Les lettrés comme les autres, qui fréquentent assidûment les troquets de leur quartier, en souligneront dans des termes variés la dimension poétique : les bancs usés, le comptoir fatigué, la décoration, le barman, tout y est porteur de souvenirs, de nostalgie, de légendes locales, d’une singularité chaleureuse et enthousiaste qui, souvent, fait que l’habitué s’y sent mieux que dans son propre logis. L’italien Stefano Benni, né à Bologne en 1947, auteur de plusieurs livres, dont trois sont déjà traduits chez Actes Sud, nous emmène, en cette fin de siècle pressée et grande consommatrice de café technologique sous gobelet en plastique, à la redécouverte des bars, observant leurs us et coutumes, leur évolution, leurs archétypes. Vingt-trois nouvelles à l’humour joyeusement moqueur, à la poésie parfois à fleur de peau (et de pot, oui, évidemment), qui commencent par une psychopathologie -sérieusement menée- des comptoirs de bar, à laquelle succède une étude catégorielle des bars (« Le Bar Plouc » ; « Le Bar Branché » ; « Les Bars les plus étranges du monde »…) et de leur population (« Le râleur de bar » ; « Le retour des petites vieilles à la table d’angle » ; « Le néotechnicien de bar » ; « Le drogué du téléphone portable »…).

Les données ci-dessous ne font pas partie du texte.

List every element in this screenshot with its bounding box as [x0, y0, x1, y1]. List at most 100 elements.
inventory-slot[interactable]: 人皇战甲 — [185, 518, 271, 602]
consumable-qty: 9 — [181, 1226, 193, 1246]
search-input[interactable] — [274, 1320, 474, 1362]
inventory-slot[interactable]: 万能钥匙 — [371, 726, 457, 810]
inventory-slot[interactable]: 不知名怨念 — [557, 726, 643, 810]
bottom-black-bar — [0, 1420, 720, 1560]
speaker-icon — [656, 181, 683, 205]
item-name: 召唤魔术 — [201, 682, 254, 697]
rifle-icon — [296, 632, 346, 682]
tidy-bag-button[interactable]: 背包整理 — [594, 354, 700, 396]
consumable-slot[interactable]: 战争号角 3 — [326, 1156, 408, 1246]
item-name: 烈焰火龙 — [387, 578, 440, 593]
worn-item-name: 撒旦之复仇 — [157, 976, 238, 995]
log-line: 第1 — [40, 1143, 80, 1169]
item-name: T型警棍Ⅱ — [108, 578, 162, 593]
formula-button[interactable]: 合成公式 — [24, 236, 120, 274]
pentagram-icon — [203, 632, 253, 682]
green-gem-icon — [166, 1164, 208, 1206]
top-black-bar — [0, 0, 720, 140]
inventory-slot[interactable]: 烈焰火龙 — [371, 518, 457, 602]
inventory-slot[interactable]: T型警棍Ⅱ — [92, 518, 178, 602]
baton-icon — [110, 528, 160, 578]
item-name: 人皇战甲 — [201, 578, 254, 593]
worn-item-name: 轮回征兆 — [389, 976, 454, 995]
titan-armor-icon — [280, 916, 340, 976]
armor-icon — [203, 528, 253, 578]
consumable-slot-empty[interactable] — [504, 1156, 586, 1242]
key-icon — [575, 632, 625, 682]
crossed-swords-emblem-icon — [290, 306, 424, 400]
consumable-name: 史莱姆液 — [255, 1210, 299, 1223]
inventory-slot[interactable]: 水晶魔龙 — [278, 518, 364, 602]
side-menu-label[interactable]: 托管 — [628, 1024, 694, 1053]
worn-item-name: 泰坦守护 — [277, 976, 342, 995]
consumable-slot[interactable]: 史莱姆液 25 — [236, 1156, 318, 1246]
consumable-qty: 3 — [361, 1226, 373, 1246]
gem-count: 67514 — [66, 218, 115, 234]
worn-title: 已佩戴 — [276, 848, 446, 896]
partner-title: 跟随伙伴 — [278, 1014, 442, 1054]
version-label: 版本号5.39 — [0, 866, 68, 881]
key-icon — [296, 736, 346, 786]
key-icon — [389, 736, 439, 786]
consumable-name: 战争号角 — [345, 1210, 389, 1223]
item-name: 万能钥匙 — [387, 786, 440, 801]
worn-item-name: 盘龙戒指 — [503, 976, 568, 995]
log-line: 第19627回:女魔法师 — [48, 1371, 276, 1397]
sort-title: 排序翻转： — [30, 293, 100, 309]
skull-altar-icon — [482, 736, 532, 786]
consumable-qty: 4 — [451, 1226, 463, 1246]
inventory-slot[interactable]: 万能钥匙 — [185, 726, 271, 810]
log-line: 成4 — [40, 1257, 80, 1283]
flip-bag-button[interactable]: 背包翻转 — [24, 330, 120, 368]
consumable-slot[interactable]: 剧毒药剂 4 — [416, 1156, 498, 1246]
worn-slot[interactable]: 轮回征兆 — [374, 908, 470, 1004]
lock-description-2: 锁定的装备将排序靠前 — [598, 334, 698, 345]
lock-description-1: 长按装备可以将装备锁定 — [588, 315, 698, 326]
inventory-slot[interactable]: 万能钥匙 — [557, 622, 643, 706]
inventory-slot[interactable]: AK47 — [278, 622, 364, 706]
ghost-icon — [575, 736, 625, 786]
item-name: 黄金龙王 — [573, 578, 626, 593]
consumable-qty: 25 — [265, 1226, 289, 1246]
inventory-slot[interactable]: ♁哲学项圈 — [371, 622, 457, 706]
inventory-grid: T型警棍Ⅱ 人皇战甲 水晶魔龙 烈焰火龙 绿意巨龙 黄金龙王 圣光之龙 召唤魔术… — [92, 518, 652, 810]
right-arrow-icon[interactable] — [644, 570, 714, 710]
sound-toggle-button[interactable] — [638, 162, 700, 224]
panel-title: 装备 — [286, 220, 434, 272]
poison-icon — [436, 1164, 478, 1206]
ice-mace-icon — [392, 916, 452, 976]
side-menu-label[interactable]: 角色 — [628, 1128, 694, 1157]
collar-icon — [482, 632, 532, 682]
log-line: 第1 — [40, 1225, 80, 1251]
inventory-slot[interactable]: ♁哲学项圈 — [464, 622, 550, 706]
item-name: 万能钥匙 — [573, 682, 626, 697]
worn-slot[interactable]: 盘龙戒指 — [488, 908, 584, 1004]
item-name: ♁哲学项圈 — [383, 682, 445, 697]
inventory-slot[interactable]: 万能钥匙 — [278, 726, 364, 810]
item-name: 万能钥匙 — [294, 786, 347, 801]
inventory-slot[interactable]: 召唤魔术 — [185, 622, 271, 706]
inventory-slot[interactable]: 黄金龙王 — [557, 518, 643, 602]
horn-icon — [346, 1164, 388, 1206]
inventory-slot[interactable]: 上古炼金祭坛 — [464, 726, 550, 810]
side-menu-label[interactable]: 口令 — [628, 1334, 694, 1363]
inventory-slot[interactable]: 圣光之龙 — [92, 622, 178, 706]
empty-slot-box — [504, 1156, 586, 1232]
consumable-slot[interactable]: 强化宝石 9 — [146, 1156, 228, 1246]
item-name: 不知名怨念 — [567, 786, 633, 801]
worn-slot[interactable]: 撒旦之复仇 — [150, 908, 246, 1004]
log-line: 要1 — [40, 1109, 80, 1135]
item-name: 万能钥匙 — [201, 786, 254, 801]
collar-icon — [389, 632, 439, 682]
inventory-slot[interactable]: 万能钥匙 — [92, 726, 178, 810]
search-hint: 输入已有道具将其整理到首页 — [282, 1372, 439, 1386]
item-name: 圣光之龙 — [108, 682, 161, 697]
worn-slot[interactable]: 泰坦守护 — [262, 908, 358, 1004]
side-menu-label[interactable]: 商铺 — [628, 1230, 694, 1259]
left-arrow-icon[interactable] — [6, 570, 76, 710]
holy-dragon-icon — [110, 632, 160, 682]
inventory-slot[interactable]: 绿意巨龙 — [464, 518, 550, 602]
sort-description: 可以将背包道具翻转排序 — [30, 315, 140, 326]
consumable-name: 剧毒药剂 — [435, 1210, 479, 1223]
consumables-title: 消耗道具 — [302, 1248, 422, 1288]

Stefano Benni, avec un humour volontiers non-sensique que n’aurait pas renié son compatriote et illustre aîné Calvino, écrit aussi des petites histoires où le bar tient une place plus ou moins centrale : cet octogénaire qui vient à bout d’une partie de jeu vidéo pourtant réputé impossible à terminer, cette enquête policière miniature dans un bar-jazz enfumé où joue un saxophoniste aveugle, l’histoire de deux pêcheurs qui étudient le langage des poissons, au Bar de la Nageoire… Conteur de génie, Benni rend incompréhensible la non-fréquentation quotidienne par certains de nos contemporains du troquet du coin. Une attitude inacceptable quand on sait, pour en être de fidèles clients, pour avoir lu Bar 2000, ou les deux, les innombrables histoires fabuleuses qui s’y déroulent.